Engineered wood flooring is a superb alternative to a solid wood floor. In fact, once laid it looks identical. It also offers exactly the same health benefits, will add just as much value to your home, and will last equally well. And it offers a number of significant advantages, too, since it is far more stable. Read on to find out more.
Why is an engineered wood floor so stable?
Wood is hygroscopic. This means that it absorbs moisture. So when the surrounding humidity levels change, either due to natural changes in the climate or through the use of artificial aids like heating or air conditioning, it can swell or shrink. This can result in planks cupping or warping, or gaps opening up between them.
Engineered wood sounds unnatural, but actually, it simply means boards made from multiple layers of timber instead of from a single layer. The top layer, known as the wear layer or lamella, is usually hardwood and, more often than not, oak. The base layers are usually softwood or multi-layered plywood, although occasionally they may be yet more layers of hardwood. All the layers are bonded together so that the grain of each one runs at right angles to that of the layer on either side, making it virtually impossible for the board to swell or shrink.
Are there other advantages to engineered wood flooring?
Essentially engineered timber offers you far more choice.
Because they are so stable, engineered planks and blocks can usually be fitted over underfloor heating. They are also now available in much bigger sizes, so those really impressive wide and long planks you see are a direct result of the engineering timber process.
Most engineered wood products are pre-finished, which means that you can see exactly what your floor will look like before it is fitted. And since there are now so many wonderful finishes available it ensures that you have far more options without having to resort to the use of tropical hardwoods. Furthermore, in addition to all the usual installation methods, engineered wood planks with a click fit system offer a particularly easy fitting option.

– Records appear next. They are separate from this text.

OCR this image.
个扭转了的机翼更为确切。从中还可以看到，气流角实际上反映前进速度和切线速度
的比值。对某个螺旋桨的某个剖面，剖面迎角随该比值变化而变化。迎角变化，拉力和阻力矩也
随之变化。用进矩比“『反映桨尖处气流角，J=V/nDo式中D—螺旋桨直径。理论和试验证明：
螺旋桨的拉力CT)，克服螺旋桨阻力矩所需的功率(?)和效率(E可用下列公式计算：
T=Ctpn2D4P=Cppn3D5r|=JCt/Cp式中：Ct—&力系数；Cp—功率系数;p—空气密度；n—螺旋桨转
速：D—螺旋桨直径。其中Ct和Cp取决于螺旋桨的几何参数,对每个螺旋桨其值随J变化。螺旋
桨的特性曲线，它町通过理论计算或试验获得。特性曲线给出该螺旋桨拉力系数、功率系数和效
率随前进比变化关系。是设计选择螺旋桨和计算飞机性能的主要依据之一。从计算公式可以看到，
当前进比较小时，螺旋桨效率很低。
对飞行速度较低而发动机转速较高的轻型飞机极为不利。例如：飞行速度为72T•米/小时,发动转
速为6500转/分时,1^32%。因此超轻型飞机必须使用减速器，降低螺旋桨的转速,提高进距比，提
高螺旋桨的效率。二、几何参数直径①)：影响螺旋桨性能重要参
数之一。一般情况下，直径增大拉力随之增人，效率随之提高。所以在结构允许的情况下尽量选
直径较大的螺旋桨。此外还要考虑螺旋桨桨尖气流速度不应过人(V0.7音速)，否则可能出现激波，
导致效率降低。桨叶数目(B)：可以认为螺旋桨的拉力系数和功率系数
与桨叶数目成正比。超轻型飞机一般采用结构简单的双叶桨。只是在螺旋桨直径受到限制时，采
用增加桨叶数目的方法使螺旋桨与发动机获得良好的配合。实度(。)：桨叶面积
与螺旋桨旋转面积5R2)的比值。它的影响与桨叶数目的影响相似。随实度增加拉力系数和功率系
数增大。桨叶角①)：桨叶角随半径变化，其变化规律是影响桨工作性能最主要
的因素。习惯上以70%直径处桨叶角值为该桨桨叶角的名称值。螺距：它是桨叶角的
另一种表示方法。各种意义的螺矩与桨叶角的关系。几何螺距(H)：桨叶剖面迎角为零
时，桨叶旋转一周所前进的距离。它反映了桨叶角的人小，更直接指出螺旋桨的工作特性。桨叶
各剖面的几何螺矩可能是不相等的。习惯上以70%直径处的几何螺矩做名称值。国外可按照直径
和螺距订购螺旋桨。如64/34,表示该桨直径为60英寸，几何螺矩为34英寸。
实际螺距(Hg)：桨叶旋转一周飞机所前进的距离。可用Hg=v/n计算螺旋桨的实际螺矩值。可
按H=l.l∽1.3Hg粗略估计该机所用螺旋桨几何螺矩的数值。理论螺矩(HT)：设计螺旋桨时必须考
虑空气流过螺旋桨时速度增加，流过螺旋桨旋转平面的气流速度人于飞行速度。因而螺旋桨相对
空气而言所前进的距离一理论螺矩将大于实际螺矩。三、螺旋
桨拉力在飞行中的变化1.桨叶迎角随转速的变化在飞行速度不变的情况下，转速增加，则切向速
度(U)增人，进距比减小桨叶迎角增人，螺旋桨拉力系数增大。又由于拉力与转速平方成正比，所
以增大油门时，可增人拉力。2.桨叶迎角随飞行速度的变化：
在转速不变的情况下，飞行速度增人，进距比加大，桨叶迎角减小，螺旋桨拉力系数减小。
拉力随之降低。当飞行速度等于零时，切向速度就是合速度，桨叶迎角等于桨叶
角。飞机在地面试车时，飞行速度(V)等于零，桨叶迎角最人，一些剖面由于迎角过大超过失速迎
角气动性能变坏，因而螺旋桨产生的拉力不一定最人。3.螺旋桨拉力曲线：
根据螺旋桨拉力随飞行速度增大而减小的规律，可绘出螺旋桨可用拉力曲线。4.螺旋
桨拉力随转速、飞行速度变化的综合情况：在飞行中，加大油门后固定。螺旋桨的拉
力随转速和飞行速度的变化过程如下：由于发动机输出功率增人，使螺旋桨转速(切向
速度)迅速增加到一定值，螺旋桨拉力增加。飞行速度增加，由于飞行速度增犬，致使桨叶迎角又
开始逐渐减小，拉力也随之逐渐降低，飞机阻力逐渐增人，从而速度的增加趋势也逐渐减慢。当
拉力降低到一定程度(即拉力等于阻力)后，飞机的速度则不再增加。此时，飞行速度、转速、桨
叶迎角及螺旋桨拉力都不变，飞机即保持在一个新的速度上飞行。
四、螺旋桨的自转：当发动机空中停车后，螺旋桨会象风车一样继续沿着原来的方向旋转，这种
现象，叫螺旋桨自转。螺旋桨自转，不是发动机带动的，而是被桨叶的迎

And last, but by no means least, engineered timber is particularly tree-friendly because it uses less of the slow-growth hardwoods. Using more wood is, in general, good for our planet because it encourages the harvesting and replanting of our forests, but utilising fast-growing softwoods provides a quicker turnover.
What are the alternatives to engineered timber flooring?
Engineered wood flooring is a superb alternative to a solid timber floor, but it's not necessarily cheaper. If you want the look and feel of real wood in quality flooring, but are on a really tight budget, a veneer could well be the perfect answer. A veneer uses a very thin layer of real wood, usually bonded to a core of some type of composite timber product like fibreboard. The 9mm thick planks in our PurePlank range are a superb example of an excellent veneered product, with an integral cork backing for improved thermal and acoustic insulation and a prime grade timber surface protected by eight layers of UV cured matt lacquer.